# Chicken, pork or rabbit, one pot meal



## pmeheran (May 21, 2011)

Well, I am new here, but since it is my 63rd birthday, and I have been in the iron game for about 42 years[no, not trains!] I thought some of my ideas would be useful to folks.  

This first post is about a simple recipe that will work with chicken, pork or rabbit.  Yes, we ate the easter bunny, [visualize evil laughter here].  I am using chicken today, but substitute if you like.  A split chicken [free range]one half here is thawed.  Meanwhile I slice 1015 sweet onion, mushroom, criminis if possible, bell pepper and saute in butter.  Here substitute whatever if you like.  When this stuff is nicely done, I have disks of yukon gold potatoes on the bottom of a throwaway foil pan.  Season the chicken, I assume all of you know how to do this = to your own taste. I learned from a jewish lady to always lay a bird belly down = it works! [In this case since I use a half chicken, then it is on its side] Pile the onions, mushrooms and bell pepper on top of the 1/2 chicken.  The chicken back acts as a bit of a bowl and holds the buttered veggies.  The bird is cooked in indirect heat,[two burner grill, bird on unheated side] in our south texas heat and humidity, we mostly cook on the gas grill outside. Now for anyone who is confused, the chicken is cooked low and slow, what temperature?  I will assume some intelligence on your part.  I specialize in lazy man's cooking, however I really like good taste.  Have fun.


----------



## sparrowgrass (May 21, 2011)

Looks good to me--nothin' wrong with lazy!


----------



## Andy M. (May 21, 2011)

pmeheran said:


> Well, I am new here, but since it is my 63rd birthday, and I have been in the iron game for about 42 years[no, not trains!] I thought some of my ideas would be useful to folks.
> 
> This first post is about a simple recipe that will work with chicken, pork or rabbit.  Yes, we ate the easter bunny, [visualize evil laughter here].  I am using chicken today, but substitute if you like.  A split chicken [free range]one half here is thawed.  Meanwhile I slice 1015 sweet onion, mushroom, criminis if possible, bell pepper and saute in butter.  Here substitute whatever if you like.  When this stuff is nicely done, I have disks of yukon gold potatoes on the bottom of a throwaway foil pan.  Season the chicken, I assume all of you know how to do this = to your own taste. I learned from a jewish lady to always lay a bird belly down = it works! [In this case since I use a half chicken, then it is on its side] Pile the onions, mushrooms and bell pepper on top of the 1/2 chicken.  The chicken back acts as a bit of a bowl and holds the buttered veggies.  The bird is cooked in indirect heat,[two burner grill, bird on unheated side] in our south texas heat and humidity, we mostly cook on the gas grill outside. Now for anyone who is confused, the chicken is cooked low and slow, what temperature?  I will assume some intelligence on your part.  I specialize in lazy man's cooking, however I really like good taste.  Have fun.

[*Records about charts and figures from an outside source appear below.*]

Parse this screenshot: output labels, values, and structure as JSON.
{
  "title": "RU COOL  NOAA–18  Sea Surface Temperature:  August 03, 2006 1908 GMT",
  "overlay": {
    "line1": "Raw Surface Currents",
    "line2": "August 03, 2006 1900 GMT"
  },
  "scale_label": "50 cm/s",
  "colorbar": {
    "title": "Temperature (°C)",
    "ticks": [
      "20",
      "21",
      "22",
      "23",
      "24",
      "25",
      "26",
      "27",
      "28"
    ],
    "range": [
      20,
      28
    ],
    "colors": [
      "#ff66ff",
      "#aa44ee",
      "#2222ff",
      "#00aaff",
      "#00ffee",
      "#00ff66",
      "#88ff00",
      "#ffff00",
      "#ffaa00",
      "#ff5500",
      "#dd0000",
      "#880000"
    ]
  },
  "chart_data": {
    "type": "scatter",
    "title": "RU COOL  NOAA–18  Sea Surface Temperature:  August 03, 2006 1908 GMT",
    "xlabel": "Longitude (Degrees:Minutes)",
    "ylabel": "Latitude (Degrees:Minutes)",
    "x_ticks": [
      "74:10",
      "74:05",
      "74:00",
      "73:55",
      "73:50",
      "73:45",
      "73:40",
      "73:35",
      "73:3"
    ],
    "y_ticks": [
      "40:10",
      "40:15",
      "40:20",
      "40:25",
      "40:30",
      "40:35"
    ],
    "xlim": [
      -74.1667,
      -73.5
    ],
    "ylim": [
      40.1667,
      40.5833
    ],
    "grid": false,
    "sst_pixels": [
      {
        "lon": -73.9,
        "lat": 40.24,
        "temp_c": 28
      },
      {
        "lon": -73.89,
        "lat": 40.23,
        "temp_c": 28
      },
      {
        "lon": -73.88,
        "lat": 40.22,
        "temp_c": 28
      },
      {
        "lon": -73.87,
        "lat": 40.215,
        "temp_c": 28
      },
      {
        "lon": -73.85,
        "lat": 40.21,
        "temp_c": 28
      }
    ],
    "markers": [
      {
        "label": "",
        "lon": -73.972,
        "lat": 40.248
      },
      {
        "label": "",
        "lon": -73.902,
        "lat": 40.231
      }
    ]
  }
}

Hi, pmeheran.  Does this end up like a braised chicken?


----------



## pmeheran (May 22, 2011)

Andy M. said:


> Hi, pmeheran.  Does this end up like a braised chicken?



Yes, it does, but you can modify.  The advantage to piling all the mushrooms, sweet onion and bell pepper on top is not only that it moistens the chicken, but if someone does not like one or all of the stuff on top, it can be scraped away.  Remember, the potatoes are underneath and separate.


----------



## Andy M. (May 22, 2011)

pmeheran said:


> Yes, it does, but you can modify.  The advantage to piling all the mushrooms, sweet onion and bell pepper on top is not only that it moistens the chicken, but if someone does not like one or all of the stuff on top, it can be scraped away.  Remember, the potatoes are underneath and separate.



The dish sound tasty.  I was just thinking some people expect chicken on the grill to have a nice brown crispy skin.  Not being critical of your recipe.  Just wanted to be sure I understood.


----------



## pmeheran (May 22, 2011)

Andy M. said:


> The dish sound tasty.  I was just thinking some people expect chicken on the grill to have a nice brown crispy skin.  Not being critical of your recipe.  Just wanted to be sure I understood.



Maybe you are just reading too quickly.  Since it it is in a pan and has liquid around it, it will be braised not grilled.  I put it on the unheated side to control the rate of cooking better.  I cook most of the year outside on the grill because our south texas climate is abominably hot and humid and last but not least it costs too much to air condition while cooking.  For example Dallas is 479 miles north east of us.


----------



## Andy M. (May 22, 2011)

pmeheran said:


> Maybe you are just reading too quickly.  Since it it is in a pan and has liquid around it, it will be braised not grilled...




I did understand that.  What I was trying to say is that people expect foods cooked on a grill to be crispy and browned, not braised.  

Really the difference is that you're using a gas grill as an outdoor oven. I've done that too.  Nothing wrong with it.  Makes sense not to heat up the house any more than you have to.


----------